Corroboran estos escenarios los datos sobre emisiones de bonos CAT (véase el gráfico 1): una forma de reaseguro, mediante la cual las aseguradoras realizan pagos a los inversores para que asuman parte del riesgo de sucesos como las condiciones meteorológicas extremas. Si se produce una catástrofe, los tenedores de bonos pueden perder su dinero; si no, se benefician de rendimientos muy atractivos en comparación con los bonos tradicionales y, sobre todo, no correlacionados con los rendimientos de los activos financieros (véanse las figuras 2a y 2b). Estos bonos son el componente de una cesta de riesgos asegurados (excluido el riesgo de vida de las personas) que se vende a los inversores como producto financiero denominado ILS (Insurance-Linked Securities). Nos ocuparemos de estos productos en uno o varios posts específicos. De momento, queremos llamar la atención sobre el hecho de que, a semejanza de los CDO (Colletarilised Debt Obligation), que empaquetaban hipotecas de diversa calidad (incluida la basura, las tristemente célebres «subprime») transfiriendo el riesgo de impago al inversor, con los ILS asistimos a una transferencia del riesgo de catástrofe; pero el fondo no cambia: hablamos de deuda que no produce PIB y, por tanto, presagio de funcionar como detonante de una crisis financiera.

Figura 1. Emisión de bonos CAT por año.

Figura 2a. Rentabilidad anual de los bonos CAT que constituyen el índice subyacente de un fondo OICVM.

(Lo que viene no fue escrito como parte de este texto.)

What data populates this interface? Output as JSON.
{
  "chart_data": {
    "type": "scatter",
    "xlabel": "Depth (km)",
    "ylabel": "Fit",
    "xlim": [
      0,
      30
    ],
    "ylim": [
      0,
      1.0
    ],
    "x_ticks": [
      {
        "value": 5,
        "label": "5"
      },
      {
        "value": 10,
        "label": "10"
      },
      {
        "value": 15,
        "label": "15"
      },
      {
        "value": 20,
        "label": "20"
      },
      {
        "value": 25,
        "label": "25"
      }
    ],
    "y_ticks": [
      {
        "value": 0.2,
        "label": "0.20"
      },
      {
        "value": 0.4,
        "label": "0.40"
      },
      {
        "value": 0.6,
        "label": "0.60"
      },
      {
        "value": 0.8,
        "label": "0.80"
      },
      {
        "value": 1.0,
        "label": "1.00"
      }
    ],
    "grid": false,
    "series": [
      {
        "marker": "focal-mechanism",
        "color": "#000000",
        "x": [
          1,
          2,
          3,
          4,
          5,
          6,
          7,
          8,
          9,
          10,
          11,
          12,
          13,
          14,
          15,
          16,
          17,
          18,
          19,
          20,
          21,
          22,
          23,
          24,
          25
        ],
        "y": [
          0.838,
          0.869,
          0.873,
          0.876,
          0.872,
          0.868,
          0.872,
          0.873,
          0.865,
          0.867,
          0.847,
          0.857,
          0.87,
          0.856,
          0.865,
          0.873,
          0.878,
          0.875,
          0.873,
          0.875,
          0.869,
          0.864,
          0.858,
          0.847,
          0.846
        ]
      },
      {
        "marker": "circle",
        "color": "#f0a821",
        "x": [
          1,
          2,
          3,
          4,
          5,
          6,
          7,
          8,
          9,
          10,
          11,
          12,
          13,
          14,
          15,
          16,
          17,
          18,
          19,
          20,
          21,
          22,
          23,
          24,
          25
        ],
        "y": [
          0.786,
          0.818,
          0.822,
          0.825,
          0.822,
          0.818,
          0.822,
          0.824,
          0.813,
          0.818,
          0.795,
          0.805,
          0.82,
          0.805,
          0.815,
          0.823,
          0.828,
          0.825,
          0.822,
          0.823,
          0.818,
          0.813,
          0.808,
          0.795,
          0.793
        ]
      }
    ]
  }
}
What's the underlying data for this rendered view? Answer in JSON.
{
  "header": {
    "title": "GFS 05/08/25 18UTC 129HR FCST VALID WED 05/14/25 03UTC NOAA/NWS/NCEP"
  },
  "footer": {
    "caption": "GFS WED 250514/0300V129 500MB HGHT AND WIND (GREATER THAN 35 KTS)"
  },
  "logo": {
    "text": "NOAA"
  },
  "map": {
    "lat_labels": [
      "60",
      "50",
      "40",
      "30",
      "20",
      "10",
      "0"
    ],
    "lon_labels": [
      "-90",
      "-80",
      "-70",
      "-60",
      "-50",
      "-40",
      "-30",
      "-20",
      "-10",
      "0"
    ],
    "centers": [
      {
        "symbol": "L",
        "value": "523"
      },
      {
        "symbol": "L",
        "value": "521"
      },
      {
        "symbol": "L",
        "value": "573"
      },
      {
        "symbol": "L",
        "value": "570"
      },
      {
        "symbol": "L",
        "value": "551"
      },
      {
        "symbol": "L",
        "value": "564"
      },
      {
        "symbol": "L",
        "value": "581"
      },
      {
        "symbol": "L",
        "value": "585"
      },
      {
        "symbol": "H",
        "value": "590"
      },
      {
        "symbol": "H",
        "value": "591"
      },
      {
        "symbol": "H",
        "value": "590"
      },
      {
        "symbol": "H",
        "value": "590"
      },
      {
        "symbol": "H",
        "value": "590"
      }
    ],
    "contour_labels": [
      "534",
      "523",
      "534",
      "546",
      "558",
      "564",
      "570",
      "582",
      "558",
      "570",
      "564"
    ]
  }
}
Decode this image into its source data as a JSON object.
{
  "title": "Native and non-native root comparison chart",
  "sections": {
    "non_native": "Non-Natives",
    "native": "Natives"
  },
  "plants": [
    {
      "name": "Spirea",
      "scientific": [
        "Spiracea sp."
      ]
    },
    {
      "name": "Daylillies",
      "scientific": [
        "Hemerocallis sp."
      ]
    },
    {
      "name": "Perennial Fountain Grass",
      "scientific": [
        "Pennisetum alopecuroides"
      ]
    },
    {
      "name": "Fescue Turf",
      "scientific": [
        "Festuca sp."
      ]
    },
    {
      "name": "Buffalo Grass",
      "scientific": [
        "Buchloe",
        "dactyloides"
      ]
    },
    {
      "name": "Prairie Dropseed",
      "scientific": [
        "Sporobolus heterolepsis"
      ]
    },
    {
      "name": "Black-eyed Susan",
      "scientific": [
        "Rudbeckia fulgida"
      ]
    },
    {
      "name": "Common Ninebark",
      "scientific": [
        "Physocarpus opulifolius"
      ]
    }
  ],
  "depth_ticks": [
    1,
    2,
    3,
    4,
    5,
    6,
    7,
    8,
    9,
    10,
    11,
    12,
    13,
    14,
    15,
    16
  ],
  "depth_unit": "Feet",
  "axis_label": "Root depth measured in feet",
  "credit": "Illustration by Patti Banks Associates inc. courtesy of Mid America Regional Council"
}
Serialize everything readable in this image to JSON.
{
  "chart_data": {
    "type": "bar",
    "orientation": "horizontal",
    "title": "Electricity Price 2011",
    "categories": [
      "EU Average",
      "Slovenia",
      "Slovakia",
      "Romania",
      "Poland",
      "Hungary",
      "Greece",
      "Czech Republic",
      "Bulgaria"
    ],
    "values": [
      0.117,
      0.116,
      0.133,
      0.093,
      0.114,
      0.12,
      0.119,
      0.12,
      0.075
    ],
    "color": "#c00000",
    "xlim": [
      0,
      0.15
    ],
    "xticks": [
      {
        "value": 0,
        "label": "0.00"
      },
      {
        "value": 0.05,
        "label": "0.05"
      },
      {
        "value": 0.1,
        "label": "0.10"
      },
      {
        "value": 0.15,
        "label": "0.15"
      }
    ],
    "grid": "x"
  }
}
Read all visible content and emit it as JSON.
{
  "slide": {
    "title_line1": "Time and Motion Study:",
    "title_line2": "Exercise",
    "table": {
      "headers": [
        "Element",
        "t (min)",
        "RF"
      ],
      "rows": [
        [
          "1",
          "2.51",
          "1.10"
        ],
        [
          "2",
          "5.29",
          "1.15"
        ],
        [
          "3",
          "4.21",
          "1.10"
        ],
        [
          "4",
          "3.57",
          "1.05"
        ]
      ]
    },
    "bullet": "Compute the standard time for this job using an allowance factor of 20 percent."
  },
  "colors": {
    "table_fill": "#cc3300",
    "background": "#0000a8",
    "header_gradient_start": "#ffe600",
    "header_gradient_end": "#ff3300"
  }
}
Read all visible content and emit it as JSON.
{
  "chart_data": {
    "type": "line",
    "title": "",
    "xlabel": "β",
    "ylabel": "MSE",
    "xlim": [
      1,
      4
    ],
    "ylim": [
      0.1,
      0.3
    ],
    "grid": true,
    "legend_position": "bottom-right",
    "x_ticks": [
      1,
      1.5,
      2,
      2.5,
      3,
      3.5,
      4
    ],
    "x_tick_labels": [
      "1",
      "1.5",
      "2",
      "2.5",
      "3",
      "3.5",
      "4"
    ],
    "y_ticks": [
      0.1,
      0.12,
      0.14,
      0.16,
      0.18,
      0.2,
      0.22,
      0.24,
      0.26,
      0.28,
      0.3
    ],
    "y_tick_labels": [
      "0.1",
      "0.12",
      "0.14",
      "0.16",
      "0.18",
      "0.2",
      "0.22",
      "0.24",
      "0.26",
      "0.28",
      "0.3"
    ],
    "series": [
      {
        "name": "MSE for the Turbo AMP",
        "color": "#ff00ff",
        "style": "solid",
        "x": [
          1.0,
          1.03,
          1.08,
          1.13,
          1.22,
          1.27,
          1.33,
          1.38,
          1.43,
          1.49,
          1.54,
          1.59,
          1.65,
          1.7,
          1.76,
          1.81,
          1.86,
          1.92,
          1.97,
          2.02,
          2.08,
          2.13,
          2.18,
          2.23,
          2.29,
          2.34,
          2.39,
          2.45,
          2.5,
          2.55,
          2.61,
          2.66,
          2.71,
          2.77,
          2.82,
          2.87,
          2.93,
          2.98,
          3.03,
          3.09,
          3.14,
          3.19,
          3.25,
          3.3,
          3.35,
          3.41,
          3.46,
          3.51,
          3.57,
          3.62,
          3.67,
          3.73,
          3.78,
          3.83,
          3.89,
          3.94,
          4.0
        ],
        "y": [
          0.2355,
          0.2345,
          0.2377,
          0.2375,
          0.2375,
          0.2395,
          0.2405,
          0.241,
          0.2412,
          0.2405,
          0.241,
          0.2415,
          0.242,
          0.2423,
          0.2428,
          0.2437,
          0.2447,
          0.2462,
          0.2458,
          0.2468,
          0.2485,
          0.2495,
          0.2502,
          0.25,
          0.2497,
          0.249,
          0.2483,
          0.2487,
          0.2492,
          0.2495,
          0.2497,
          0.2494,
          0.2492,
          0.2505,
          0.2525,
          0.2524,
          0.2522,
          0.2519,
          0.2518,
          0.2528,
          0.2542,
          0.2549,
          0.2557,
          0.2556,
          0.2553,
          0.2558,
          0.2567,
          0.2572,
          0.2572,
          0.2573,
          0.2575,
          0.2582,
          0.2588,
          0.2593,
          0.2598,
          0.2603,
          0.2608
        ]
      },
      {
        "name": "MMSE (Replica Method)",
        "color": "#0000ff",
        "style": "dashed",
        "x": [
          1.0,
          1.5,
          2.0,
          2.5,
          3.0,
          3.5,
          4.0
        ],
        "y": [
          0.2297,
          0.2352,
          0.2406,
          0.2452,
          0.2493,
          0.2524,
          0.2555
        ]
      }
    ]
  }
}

Figura 2b. Rentabilidad histórica del índice subyacente de bonos CAT de un fondo OICVM.
También señalamos que ambos no están necesariamente desconectados. Por desgracia, pueden constituir los dos componentes autoalimentados de una única espiral de crisis: los acontecimientos extremos empujarán a los gobiernos a aplicar políticas de transición cada vez más estrictas y rigurosas, lo que a su vez exacerbará los riesgos de transición.
Como intentamos argumentar en nuestro incipit, es difícil saber si estamos o no en una burbuja financiera de cualquier naturaleza. En nuestra opinión, la hipótesis del cambio climático, indisolublemente ligada a la transición ecológica, tiene mérito. Ciertamente, para que el análisis tenga algún sentido, es necesario despejar el campo del negacionismo sin sentido que ahora impregna las instituciones estadounidenses (desde la Oficina Federal de Seguros hasta la Fed) y que condicionará sus decisiones y posicionamientos en un futuro próximo.
Disclaimer
Este post expresa la opinión personal de los empleados de Custodia Wealth Management que lo han escrito. No constituye asesoramiento ni recomendaciones de inversión, ni debe considerarse una invitación a operar con instrumentos financieros.